Les voyelles : des brèves et des longues

Les voyelles brèves : i – o – e – a – u
– i, comme dans gis (ramasser)
– o, comme dans fop tout)
– e, comme dans pel (bon)
– a, comme dans ram (être sourd)
– u, comme dans ut (déterrer)
Les voyelles longues
Au nombre de cinq, elles ne sont que le dédoublement ou la gémination des voyelles brèves.
– ii, comme dans xa kiid (des années)
– oo, comme dans lool (pleurer)
– ee, comme dans eel (nuage)
– aa, comme dans yaay (la mère)
– uu, comme dans uut (plaie)

Le courage

   Selon Félicité de Genlis dans Les pensées et maximes détachées, (1801), « Le courage est une vertu si nécessaire, qu’il faut s’accoutumer dès l’enfance à en montrer constamment dans toutes les petites choses ainsi que dans les grandes. » cette maxime, les Sérères se l’ont bien approprié et se sont toujours nourris de cette notion de courage. Cette dernière se dessine dans toutes les circonstances vécues de la vie. L’individu use de son attachement à la fermeté pour parvenir à satisfaire ses besoins les plus redoutables. Le courage est perçu dans plusieurs activités de l’homme car on ne nait pas avec la faculté d’affronter le danger mais on l’apprend. Il est donc un acquis que toute personne doit incarner en lui-même parce que renoncer et fuir devant les épreuvres ne peut rien générer et sont perçus comme des signes de lachâceté. L’adage n’en dit pas moins quand il enseigne que : « o saɗar gimatee roog » « le lâche ne croit pas en Dieu ». Ainsi, cette expression du courage est surtout exprimée pendant tout le long du processus de la circoncision. De ce fait, le langage tambouriné aide à dénigrer la peur et permet au personnage visé d’exprimer son ardeur, son zèle dans ses entreprises, tout cela pourrait le pousser à l’action. C’est exactement la raison de la pratique du woong (veillée de danse d’hommes) en milieu seereer sine. A titre illustratif nous avons :
«Yaay tiim,tiim
Yaay tiim, tiim
Yaay tiim, tiim tige ɗom a ɗom
Yaay tiim tige ɗom a ɗom… »
« Mère !du calme !du calme !…
Mère ! du calme ! du calme !…
Mère du calme, du calme…ça fait mal, ça fait mal
Mère ça fait mal, ça fait mal… »
Cette devise illustre le courage du nouveau circoncis face à la douleur de l’opération (l’ablation du prépuce) qu’il a traversé. Par ailleurs cette expression tambourinée est également trouvée à l’occasion des guerres royales dans la société traditionnelle africaine. Ici le héraut à travers son tambour, galvanise et exhorte le héros ou le propriétaire de la devise à se surpasser afin de comparer ses exploits à ceux de ses ancêtres. Voilà somme toute une valeur morale que nous nous proposons d’élucider mais qui ne reste pas la seule en milieu seereer. Certes, nous voyons qu’elle en renferme une grande partie à en croire cette sentence de Mame Madior Diouf : « Le contenu des valeurs morales est certainement un des éléments d’universalité les plus évidents dans les composantes de la civilisation sérère. L’homme idéal y est en effet caractérisé par les vertus d’honnêteté, d’honneur, de courage, de sens de l’effort. O koor, selon les Sérères (o koor kaa sadaa : un homme doit être courageux), a le sens de l’honneur, (o koor kaa jegaa ke ta sedna : un homme doit avoir honte de certaines choses), est honnête (o kiin o paax nee gudaa : l’homme du bien ne vole pas) ».

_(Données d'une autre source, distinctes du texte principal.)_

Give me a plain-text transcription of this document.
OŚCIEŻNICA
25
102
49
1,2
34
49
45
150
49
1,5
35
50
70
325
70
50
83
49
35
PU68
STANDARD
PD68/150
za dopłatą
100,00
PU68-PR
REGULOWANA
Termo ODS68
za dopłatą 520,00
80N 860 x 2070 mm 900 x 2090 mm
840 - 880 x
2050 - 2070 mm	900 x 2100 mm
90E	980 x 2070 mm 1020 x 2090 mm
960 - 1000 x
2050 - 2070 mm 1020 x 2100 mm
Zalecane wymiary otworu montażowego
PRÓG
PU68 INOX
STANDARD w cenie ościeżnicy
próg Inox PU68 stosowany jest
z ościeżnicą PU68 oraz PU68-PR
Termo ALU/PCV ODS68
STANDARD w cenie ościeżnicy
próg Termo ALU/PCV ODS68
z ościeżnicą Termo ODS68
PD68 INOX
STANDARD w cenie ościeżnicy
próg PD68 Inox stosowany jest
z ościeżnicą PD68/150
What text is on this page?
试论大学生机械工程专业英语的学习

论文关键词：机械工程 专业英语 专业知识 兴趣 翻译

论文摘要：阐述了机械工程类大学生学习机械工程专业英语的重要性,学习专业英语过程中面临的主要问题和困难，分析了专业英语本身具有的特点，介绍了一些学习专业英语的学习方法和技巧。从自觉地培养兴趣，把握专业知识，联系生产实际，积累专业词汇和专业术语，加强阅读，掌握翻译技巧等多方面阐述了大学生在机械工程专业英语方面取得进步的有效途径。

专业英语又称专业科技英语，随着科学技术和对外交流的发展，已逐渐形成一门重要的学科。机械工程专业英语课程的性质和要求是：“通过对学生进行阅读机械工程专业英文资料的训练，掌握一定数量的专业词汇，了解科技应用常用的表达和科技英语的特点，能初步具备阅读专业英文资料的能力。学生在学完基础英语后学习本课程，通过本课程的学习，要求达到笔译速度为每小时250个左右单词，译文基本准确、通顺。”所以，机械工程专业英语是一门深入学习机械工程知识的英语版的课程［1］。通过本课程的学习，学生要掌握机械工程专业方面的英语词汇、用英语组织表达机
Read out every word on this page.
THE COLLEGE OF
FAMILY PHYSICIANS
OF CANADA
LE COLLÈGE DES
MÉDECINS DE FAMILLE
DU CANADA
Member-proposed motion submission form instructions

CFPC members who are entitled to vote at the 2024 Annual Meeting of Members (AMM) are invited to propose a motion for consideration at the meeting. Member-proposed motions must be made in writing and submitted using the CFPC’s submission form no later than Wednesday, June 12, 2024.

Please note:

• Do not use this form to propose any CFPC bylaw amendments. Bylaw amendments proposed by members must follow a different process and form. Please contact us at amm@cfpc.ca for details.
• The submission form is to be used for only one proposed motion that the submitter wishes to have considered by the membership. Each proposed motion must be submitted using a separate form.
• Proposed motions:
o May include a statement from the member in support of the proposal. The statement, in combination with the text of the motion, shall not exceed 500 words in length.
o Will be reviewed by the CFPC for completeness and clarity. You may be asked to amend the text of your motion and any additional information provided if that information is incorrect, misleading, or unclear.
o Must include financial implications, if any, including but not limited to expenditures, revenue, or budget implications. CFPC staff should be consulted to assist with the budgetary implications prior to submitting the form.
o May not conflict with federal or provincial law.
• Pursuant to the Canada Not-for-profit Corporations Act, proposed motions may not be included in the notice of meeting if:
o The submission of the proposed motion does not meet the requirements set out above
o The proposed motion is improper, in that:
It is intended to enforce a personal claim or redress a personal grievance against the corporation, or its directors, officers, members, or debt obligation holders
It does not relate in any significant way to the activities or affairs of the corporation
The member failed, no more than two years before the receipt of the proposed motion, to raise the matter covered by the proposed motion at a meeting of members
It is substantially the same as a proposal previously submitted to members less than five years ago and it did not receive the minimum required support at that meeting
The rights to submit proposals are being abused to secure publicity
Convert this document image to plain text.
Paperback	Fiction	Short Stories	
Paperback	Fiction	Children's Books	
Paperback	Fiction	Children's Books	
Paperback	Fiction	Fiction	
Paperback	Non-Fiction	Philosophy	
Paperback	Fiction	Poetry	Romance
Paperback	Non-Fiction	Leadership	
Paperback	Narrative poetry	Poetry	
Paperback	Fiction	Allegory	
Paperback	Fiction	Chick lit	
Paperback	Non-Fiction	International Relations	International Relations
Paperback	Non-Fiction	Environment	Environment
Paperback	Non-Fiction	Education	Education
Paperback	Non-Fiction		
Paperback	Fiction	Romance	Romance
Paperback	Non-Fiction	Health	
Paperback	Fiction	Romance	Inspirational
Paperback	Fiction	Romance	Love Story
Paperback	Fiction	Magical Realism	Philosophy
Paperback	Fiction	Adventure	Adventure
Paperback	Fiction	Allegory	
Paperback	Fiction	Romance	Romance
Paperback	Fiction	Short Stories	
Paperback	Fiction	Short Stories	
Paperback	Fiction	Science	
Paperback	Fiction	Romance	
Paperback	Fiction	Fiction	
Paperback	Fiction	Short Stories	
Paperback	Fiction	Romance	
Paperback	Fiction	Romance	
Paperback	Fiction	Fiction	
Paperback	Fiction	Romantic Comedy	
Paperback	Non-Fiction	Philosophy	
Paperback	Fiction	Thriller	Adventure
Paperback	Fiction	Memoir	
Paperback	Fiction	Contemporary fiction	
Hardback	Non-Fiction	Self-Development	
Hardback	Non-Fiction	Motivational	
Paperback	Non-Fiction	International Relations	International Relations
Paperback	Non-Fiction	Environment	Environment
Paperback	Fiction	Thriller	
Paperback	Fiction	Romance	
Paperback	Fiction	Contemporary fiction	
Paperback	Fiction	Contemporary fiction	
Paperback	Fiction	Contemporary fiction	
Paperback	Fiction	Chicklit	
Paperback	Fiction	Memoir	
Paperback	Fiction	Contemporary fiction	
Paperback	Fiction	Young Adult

Le langage tambouriné annonçant une bonne nouvelle

   La société seereer est l’une des sociétés les plus connues dans leur mode de vie très mouvementé des manifestations joyeuses. Ainsi, le tam-tam est l’instrument par excellence qui anime ces festivités. On assistera dès lors à l’occasion de chaque nouveau départ de la vie en société que cela soit en début d’hivernage, après les récoltes, lors d’une cérémonie de circoncision, ou d’un mariage où le tam-tam joue un rôle déterminant. De fait, dans la philosophie des Sérères en particulier ceux du Sine, le tam-tam était considéré comme étant le moyen le plus indiqué pour véhiculer des informations fiables. Paralèllement à l’émission de ces informations, le tam-tam propose une vie salutaire à suivre à travers des devises qui renvoient à la prière. Pour dire que le seereer dans toutes ses activités, accorde une place de premier rang au Tout-Puissant. Cela s’illustre presque dans toutes les devises annonciatrices de bonnes nouvelles, à l’exemple du Naafooj, qui est une devise permettant d’annoncer le début de l’hivernage. Elle rassure les cultivateurs en ce qu’il est favorable ou non d’aller « semer les graines sous terre ». Qu’est-ce-que donc le Naafooj ? C’est une construction sur le mode de la devise et diffusée par le tam-tam du héraut, chaque année, pour saluer la première grande pluie qui arrose la terre communément appelé en seereer : ngam. Selon Amade Faye le Naafooj se définit comme : « Formule rythmique anonyme, héritage sans doute de la culture lamanale (de laman : maître de terres), construite sur le mode de la devise et diffusée par le tam-tam du paar, chaque année, pour saluer la première grosse pluie qui arrose la terre (ngam). Déroulant en trois ou quatre séquences juxtaposées, elle est faite de paroles d’espoir rendant grâce à Dieu (Roog) et proclamant la foi du paysan et sa joie de transférer l’essentiel de ses activités dans l’espace des champs, et d’y vivre, durant tout le temps de l’hivernage, la vérité de cette maxime :
Roog sakee o qonkeer Dieu n’a pas créé d’être qui ne mourra pas
Ndaa a saka o sedkeer ! Mais il a en créé qui n’aura point honte ! »
Partant de cette définition d’Amade Faye, le naafooj est composé d’une superposition de devises dont chacune est constituée de trois ou quatre séquences juxtaposées. Dans l’émission, le héraut commence obligatoirement avec la devise d’ouverture. Cette dernière est faite de paroles d’espoir rendant grâce à Dieu (Roog) en proclamant la foi du paysan et sa joie de transférer l’essentiel de ses activités dans l’espace des champs et d’y vivre durant tout l’hivernage. Dès lors, le Naafooj se fait dans certaines localités du sine comme suit :
« Jam bugum
Jam jegkaa
Roog o yaal pexey
Ngaaf taxu saax a roof
Mbexeyaa mbexey
Mbeec a Roog
ɗax kee tig
Ngaaf taxu saax a roof »
« Je cherche la paix
J’aurai la paix
Dieu Tout Puissant !
Le mil assure l’abondance
Entreprendre sans l’aide de Dieu
Ne servira à rien
A rien
Le mil assure l’abondance ».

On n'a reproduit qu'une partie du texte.